Mystical City of God is a book written in the 17th century by the Franciscan nun Venerable Mary of Jesus of Ágreda.

According to María de Ágreda, the book was to a considerable extent dictated to her by the Blessed Virgin Mary and regarded the life of the Virgin Mary and the divine plan for creation and the salvation of souls. The work alternates between descriptions of the Trinity, the Virgin Mary's life, and the spiritual guidance she provides to the author, by whom her words were reproduced for the spiritual benefit and growth of the reader. The book describes at length the various virtues, and how the reader should live in order to see them reflected in their own life, with the Virgin Mary as their model for sanctity. The work has the Imprimatur of several Popes and Bishops and appeals primarily to those who believe in private revelation and the sanctity of Mary.

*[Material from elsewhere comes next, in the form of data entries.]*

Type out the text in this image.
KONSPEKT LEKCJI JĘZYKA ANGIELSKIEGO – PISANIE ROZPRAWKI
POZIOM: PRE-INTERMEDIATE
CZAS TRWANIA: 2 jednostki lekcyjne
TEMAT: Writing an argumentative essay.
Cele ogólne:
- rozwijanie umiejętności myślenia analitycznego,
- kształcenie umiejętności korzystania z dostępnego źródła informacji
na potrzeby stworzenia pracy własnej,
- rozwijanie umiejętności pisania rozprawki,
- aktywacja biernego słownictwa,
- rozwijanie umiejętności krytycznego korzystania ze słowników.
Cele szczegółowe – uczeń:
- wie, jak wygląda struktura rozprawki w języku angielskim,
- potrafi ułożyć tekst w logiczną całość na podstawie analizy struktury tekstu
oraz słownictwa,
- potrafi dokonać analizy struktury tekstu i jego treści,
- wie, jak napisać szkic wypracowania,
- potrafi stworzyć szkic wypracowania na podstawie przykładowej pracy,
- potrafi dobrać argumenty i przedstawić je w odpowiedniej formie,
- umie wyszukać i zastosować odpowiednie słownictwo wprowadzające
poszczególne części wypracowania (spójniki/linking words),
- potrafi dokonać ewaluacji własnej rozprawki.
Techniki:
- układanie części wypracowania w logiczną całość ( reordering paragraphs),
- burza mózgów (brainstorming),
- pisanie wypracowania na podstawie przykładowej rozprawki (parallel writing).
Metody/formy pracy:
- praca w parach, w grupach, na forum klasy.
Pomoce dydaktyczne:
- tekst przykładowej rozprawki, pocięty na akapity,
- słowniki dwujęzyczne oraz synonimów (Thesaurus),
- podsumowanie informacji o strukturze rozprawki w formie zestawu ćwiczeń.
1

In 1673, María de Ágreda was declared venerable soon after her death, but the process of her beatification has yet to be completed. Beatification and canonization do not authenticate revelations, however.

==Excerpt==

"My daughter, one of the misfortunes, which deprive souls of happiness, or at least diminish it, is that they content themselves with performing good works negligently or without fervor, as if they were engaged in things unimportant or merely accidental. On account of this ignorance and meanness of heart few of them arrive at an intimate friendship of God, which they can attain only by fervent love. This is called fervent precisely because of its similarity to boiling water. For just as water is made to boil and foam by the fire, so the soul, by the sweet violence of the divine conflagration of love, is raised above itself and above all created things as well as above its own doings. In loving, it is more and more inflamed, and from this very love springs an unquenchable affection, which makes the soul despise and forget all earthly things while at the same time it becomes dissatisfied with all temporal goodness. And as the human heart, when it does not attain what it dearly loves (if that attainment is possible) is inflamed with ever greater desire of reaching it by other means; therefore, the loving soul, finds ever new things to strive after for the sake of the Beloved and all service will seem to it but little. Thus it will pass from good will to a perfect will, and from this to what will please the Lord still more, until it arrives at the most intimate union with Him and at a perfect conformation with the will of God." (The Mystical City of God, volume II, 594)

==Controversy==
Chapter 3 of Book 8 claims Mark the Evangelist wrote his Gospel in Hebrew while in Judea, then translated his Gospel into Latin while in Rome, whereas it was the opinion of several of the Church Fathers that Mark wrote his Gospel in Greek while in Rome.